132 aydın, sanatçı, gazeteci ve yazar, Cizre’deki yaralılar için yayınladıkları deklarasyonda, “Cizre’de insanlık ölüyor” diyerek, devletin sorumluluğunu yerine getirmediği takdirde yaralıları kurtarmak için hazır olduklarını açıkladı.
Cizre’de bir binanın bodrum katında 9 gündür mahsur kalan yaralılardan uzun bir süredir haber alınamazken, aralarında Kadir İnanır, Vedat Türkali, Rakel Dink, Murathan Mungan, Lale Mansur, Ayşegül Doğan, Ümit Kıvanç, Baskın Oran, Osman Kavala, Oya Baydar ve Levent Gültekin gibi aydın, gazeteci ve yazarın da bulunduğu 132 kişi, “Cizre’de insanlık ölüyor” diyerek, devletin sorumluluğunu yerine getirmediği takdirde yaralıları kurtarmak için hazır olduklarını açıkladı.
Aydınların imzalarının bulunduğu deklarasyonda, çatışmalardan bu yana Cizre’de 66 sivilin tamamının devlet güçlerinin saldırılarından kaynaklanan sebeplerle hayatlarını kaybettiklerine dair güçlü bulguların olduğu kaydedilerek, Avrupa İnsan Hakları Mahkemesi’nin (AİHM) tedbir kararlarına rağmen hastaneye kaldırılmalarına izin verilmeyen Cihan Karaman, Serhat Altun ve Hüseyin Paksoy’un yaşamlarını yitirdiği hatırlatıldı.
Cizre’deki yaralıların günlerdir hastaneye sevk edilememesinden dolayı durumu ağır olan 7 kişinin yaşamını yitirdiği vurgulanan deklarasyonda, diğer yaralılardan da herhangi bir bilgi alınamadığı gibi her an yaşamını yitirebilecekleri kaygısı taşındığı kaydedildi.

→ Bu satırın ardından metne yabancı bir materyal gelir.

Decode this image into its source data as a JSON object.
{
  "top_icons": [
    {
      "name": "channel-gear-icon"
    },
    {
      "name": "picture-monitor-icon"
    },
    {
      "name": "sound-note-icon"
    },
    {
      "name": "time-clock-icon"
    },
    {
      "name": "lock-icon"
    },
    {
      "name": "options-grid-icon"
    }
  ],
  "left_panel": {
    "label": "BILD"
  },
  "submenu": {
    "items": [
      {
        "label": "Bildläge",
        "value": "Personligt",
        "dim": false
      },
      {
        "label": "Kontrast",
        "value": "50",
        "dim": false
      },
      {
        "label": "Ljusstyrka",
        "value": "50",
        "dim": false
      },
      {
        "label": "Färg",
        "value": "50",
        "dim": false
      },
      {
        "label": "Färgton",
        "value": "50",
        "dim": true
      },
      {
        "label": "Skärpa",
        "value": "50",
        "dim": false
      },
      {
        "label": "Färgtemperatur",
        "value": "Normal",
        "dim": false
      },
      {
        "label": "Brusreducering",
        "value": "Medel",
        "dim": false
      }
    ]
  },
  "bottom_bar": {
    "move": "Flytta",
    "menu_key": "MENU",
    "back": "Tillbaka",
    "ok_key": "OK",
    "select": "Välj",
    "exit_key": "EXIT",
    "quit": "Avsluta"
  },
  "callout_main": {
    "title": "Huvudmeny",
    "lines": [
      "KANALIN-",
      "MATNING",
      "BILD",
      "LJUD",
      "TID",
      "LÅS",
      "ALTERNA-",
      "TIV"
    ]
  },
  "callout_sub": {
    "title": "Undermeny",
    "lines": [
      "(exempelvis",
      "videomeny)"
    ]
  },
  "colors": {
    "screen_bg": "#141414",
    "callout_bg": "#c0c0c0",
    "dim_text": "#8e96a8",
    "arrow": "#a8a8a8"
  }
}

Deklarasyonda, devamla şunlar vurgulandı:
“Bu kişilerin bulunduğu sokak ve binanın sürekli top atışlarına tabi tutulduğu görgü tanıkları tarafından basına anlatılmaktadır. Başta HDP milletvekili Faysal Sarıyıldız olmak üzere HDP grubunun, İnsan hakları örgütlerinin, demokratik kamuoyunun olağanca gayretleri ile bu kişileri kurtarmak için çaba göstermelerine rağmen çabalarının sonuç vermediği, bu kişileri kurtarmak için giden heyetlerin ve gönüllülerin önünün kesildiği anlaşılmaktadır. Öyle ki canlı yayında bu kişilerin ölümlerine tanık kılınmak isteniyoruz.
“Korkunç bir trajedi ile karşı karşıyayız. Bu kişilerin ambulansla hastaneye sevk edilebilmeleri için operasyonların durdurulması konusunda AYM tedbir talebini kabul etmemiş, AİHM ise konuyu 2 Şubat gününe ertelemiştir. İnsanlığın ölümü ile birlikte hukuk ve devlet kurumları da birlikte ölmeye başlamıştır.”
‘Siz onları kurtarmazsanız biz kurtarmaya hazırız’
Yaralıların kurtarılarak hastaneye nakillerinin insani ve devletin bir zorunluluğu olduğuna vurgu yapılan deklarasyonda, şunlar söylendi:
“Biz aşağıda imzası bulunanlar, yüreğinde azıcık dahi insan sevgisi olanlara sesleniyoruz. Yaralı halde kurtarılmayı bekleyen her kim olursa olsun ona yardım eli uzatmak insan olmanın bir gereğidir. Kanun ve hukuk devletlerinde ise bu bir zorunluluktur. Silahlı çatışmanın çılgınlık halini aldığı zamanlarda ise insanlık vicdanına seslenmekten başka bir yol bulamıyoruz. Ölmek ve öldürmek aynı zamanda insanlığı öldürmektir. Toplumsal barışımızın yok olmaması ve insani değerlerimizi yitirmememiz için acilen Cizre’deki 15’i yaralı 24 kişinin ambulansla hastaneye sevki için devlet yetkililerine sesleniyoruz. Siz onları kurtarmazsanız biz kurtarmaya hazırız.”